We have a business requirement that wants to guarantee no more than 5 minutes of downtime per month. Additionally, we expect surges of traffic during major travel disruptions in events such as natural disasters, airport communication issues causing flight delays etc.
Any component of a system can be made scalable & elastic but in a large system we have to choose where we invest our efforts. We conducted an analysis an identified specific critical paths that we will invest the extra cost and effort to make scalable and elastic
Viewing bookings and receiving travel alerts have been as the main user journeys we need to guarantee uptime of. The Travel System API is inherently linked with alerts so that will need some extra considerations as well. Everything else will follow a standard set of service replication that balances cost & effort with the significance of downtime.
- We guarantee the essentials for completing a trip are available to users and meet the business' uptime goal.

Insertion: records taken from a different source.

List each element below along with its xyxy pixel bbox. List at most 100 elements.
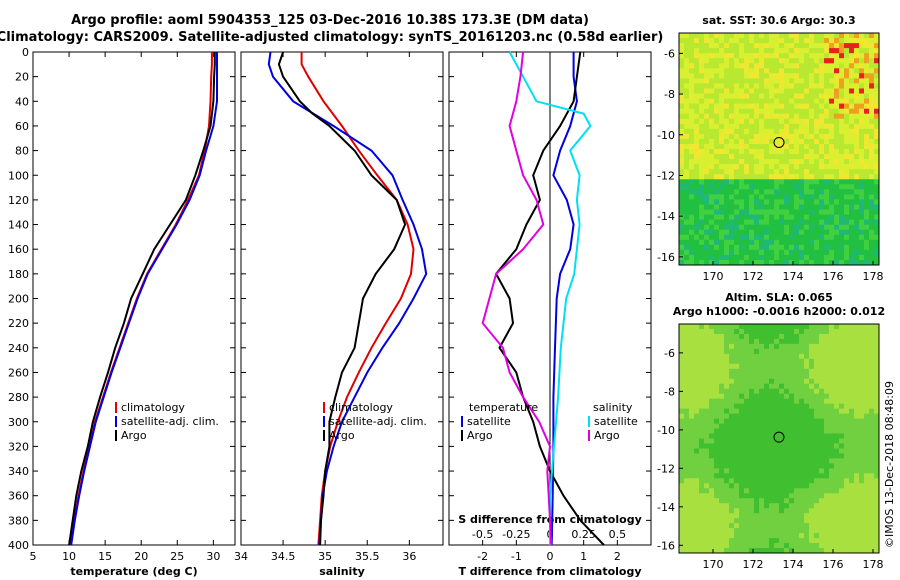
map-cell — [834, 353, 840, 360]
map-cell — [804, 348, 810, 355]
map-cell — [799, 518, 805, 524]
map-cell — [729, 488, 735, 494]
map-cell — [829, 448, 835, 454]
map-cell — [864, 403, 870, 410]
map-cell — [739, 123, 745, 130]
map-cell — [704, 329, 710, 335]
map-cell — [854, 463, 860, 469]
map-cell — [774, 329, 780, 335]
map-cell — [729, 398, 735, 405]
map-cell — [779, 260, 785, 266]
map-cell — [749, 194, 755, 200]
map-cell — [809, 144, 815, 150]
map-cell — [874, 523, 880, 529]
map-cell — [794, 548, 800, 554]
map-cell — [744, 468, 750, 474]
map-cell — [764, 144, 770, 150]
map-cell — [814, 58, 820, 64]
map-cell — [679, 123, 685, 130]
map-cell — [774, 103, 780, 110]
map-cell — [869, 159, 875, 165]
map-cell — [769, 468, 775, 474]
map-cell — [844, 513, 850, 519]
map-cell — [824, 123, 830, 130]
map-cell — [764, 343, 770, 350]
map-cell — [709, 219, 715, 226]
map-cell — [794, 33, 800, 39]
map-cell — [824, 43, 830, 49]
secondary-x-tick-label: 0.25 — [571, 528, 596, 541]
map-cell — [854, 33, 860, 39]
map-cell — [819, 448, 825, 454]
map-cell — [709, 398, 715, 405]
map-cell — [699, 433, 705, 439]
legend-label: satellite — [467, 415, 511, 428]
map-cell — [789, 363, 795, 370]
map-cell — [824, 194, 830, 200]
map-cell — [874, 254, 880, 261]
map-cell — [709, 368, 715, 375]
map-cell — [724, 174, 730, 180]
map-cell — [804, 334, 810, 340]
map-cell — [719, 418, 725, 425]
map-cell — [799, 199, 805, 205]
map-cell — [689, 363, 695, 370]
map-cell — [714, 128, 720, 135]
map-cell — [804, 93, 810, 99]
map-cell — [769, 498, 775, 504]
map-cell — [799, 108, 805, 115]
map-cell — [769, 244, 775, 251]
map-cell — [784, 214, 790, 221]
map-cell — [729, 78, 735, 84]
map-cell — [874, 423, 880, 430]
map-cell — [869, 468, 875, 474]
map-cell — [849, 448, 855, 454]
map-cell — [789, 438, 795, 444]
map-cell — [834, 179, 840, 185]
map-cell — [814, 358, 820, 365]
map-cell — [749, 98, 755, 105]
map-cell — [729, 498, 735, 504]
map-cell — [869, 123, 875, 130]
map-cell — [714, 43, 720, 49]
map-cell — [724, 373, 730, 380]
map-cell — [734, 523, 740, 529]
map-cell — [859, 493, 865, 499]
map-cell — [724, 343, 730, 350]
x-tick-label: 30 — [206, 550, 220, 563]
map-cell — [699, 179, 705, 185]
map-cell — [689, 199, 695, 205]
map-cell — [714, 204, 720, 210]
map-cell — [734, 373, 740, 380]
map-cell — [754, 254, 760, 261]
map-cell — [814, 408, 820, 415]
map-cell — [729, 438, 735, 444]
map-cell — [689, 533, 695, 539]
map-cell — [714, 388, 720, 395]
map-cell — [874, 428, 880, 434]
map-cell — [824, 523, 830, 529]
map-cell — [724, 229, 730, 236]
map-cell — [874, 329, 880, 335]
map-cell — [869, 103, 875, 110]
map-cell — [754, 144, 760, 150]
map-cell — [684, 329, 690, 335]
map-cell — [834, 393, 840, 400]
map-cell — [849, 368, 855, 375]
map-cell — [794, 194, 800, 200]
map-cell — [809, 383, 815, 390]
map-cell — [729, 149, 735, 155]
map-cell — [789, 254, 795, 261]
map-cell — [769, 219, 775, 226]
map-cell — [699, 123, 705, 130]
map-cell — [689, 433, 695, 439]
map-cell — [709, 53, 715, 59]
map-cell — [694, 33, 700, 39]
map-cell — [744, 174, 750, 180]
map-cell — [809, 219, 815, 226]
map-cell — [849, 209, 855, 215]
map-cell — [824, 548, 830, 554]
map-cell — [689, 403, 695, 410]
map-cell — [744, 234, 750, 241]
map-cell — [764, 154, 770, 160]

- We are not overspending time and budget on areas of the Road Warrior where downtime is not preventing users from using the app effectively long-term.
- We considered whether a caching layer will be effective in removing the need to have elastic and scalable databases. While caching is effective for returning results quickly, it will come with questions about scaling itself. Ultimately we are not trying to speed up the process of retrieving bookings but rather to guarantee uptime. Therefor, we will use a database technology and cloud service that handle horizontal scaling and elasticity by design.